CALM-pytorch icon indicating copy to clipboard operation
CALM-pytorch copied to clipboard

Possible to load huggingface's pretrained models in anchor_llm & augment_llm?

Open prashantkodali opened this issue 1 year ago • 5 comments

In the code-snippet below, is it possible to load Decoder/Encoder with pre-trained models from huggingface hub?

augment_llm = TransformerWrapper(
    num_tokens = 20000,
    max_seq_len = 1024,
    attn_layers = Decoder(
        dim = 512,
        depth = 12,
        heads = 8
    )
)

anchor_llm = TransformerWrapper(
    num_tokens = 20000,
    max_seq_len = 1024,
    attn_layers = Decoder(
        dim = 512,
        depth = 2,
        heads = 8
    )
)

prashantkodali avatar Mar 25 '24 10:03 prashantkodali

hi, do you solve the problem?

Mangoho avatar May 19 '24 17:05 Mangoho

@lucidrains any solution for this issue?

OmarMohammed88 avatar Jun 04 '24 03:06 OmarMohammed88

@prashantkodali do you find any solutions?
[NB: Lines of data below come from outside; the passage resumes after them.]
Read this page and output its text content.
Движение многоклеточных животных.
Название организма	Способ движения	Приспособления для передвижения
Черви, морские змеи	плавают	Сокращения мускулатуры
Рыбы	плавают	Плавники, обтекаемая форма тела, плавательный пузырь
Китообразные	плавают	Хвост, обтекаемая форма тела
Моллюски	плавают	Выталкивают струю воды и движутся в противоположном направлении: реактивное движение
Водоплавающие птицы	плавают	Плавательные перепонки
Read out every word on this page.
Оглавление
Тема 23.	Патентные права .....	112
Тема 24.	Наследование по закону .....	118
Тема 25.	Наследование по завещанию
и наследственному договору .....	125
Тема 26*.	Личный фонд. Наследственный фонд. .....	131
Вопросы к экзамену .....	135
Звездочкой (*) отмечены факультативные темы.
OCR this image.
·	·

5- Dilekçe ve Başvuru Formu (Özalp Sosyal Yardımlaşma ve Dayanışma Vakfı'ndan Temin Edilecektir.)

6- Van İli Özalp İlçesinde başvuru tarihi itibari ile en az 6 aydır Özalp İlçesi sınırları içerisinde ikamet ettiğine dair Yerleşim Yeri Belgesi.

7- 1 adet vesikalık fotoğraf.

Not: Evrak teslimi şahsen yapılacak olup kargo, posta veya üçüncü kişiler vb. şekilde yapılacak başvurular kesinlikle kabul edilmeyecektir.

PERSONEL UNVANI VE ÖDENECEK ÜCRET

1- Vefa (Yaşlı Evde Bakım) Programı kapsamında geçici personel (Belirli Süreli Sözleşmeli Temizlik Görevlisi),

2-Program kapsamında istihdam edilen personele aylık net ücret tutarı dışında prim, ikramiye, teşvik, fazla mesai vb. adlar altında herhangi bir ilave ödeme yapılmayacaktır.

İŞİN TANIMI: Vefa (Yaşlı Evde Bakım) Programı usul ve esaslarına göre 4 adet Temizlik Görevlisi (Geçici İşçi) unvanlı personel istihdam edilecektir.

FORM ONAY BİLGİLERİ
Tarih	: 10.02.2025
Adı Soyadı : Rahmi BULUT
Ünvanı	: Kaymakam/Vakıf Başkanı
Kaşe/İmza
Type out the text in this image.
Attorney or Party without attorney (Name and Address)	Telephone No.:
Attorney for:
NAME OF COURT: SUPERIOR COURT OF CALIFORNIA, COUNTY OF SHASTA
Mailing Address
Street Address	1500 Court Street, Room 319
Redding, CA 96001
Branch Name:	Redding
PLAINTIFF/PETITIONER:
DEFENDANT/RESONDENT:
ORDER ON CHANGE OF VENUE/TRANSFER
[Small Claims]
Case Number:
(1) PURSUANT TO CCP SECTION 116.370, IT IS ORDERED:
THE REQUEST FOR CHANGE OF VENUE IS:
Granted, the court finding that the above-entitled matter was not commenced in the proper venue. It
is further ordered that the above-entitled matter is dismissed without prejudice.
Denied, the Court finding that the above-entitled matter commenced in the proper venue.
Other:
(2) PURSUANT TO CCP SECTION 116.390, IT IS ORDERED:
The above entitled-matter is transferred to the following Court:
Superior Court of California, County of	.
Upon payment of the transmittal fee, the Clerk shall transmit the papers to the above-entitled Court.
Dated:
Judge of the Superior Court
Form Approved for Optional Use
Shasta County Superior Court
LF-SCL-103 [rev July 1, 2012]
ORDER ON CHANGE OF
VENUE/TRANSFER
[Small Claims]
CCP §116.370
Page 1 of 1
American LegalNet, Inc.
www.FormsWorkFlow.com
LitterBrother-Xiao avatar Oct 07 '24 09:10 LitterBrother-Xiao

Hello @LitterBrother-Xiao - I implemented this a while back - specific to Encoder based models. I used PyTorch's forward hooks to implement the idea.

The approach didn't work for me - i didnt clean and upload the code - but can share it if it helps you.

Also, authors of the paper released the codebase a couple of months back - https://github.com/google-deepmind/calm. Hope this helps.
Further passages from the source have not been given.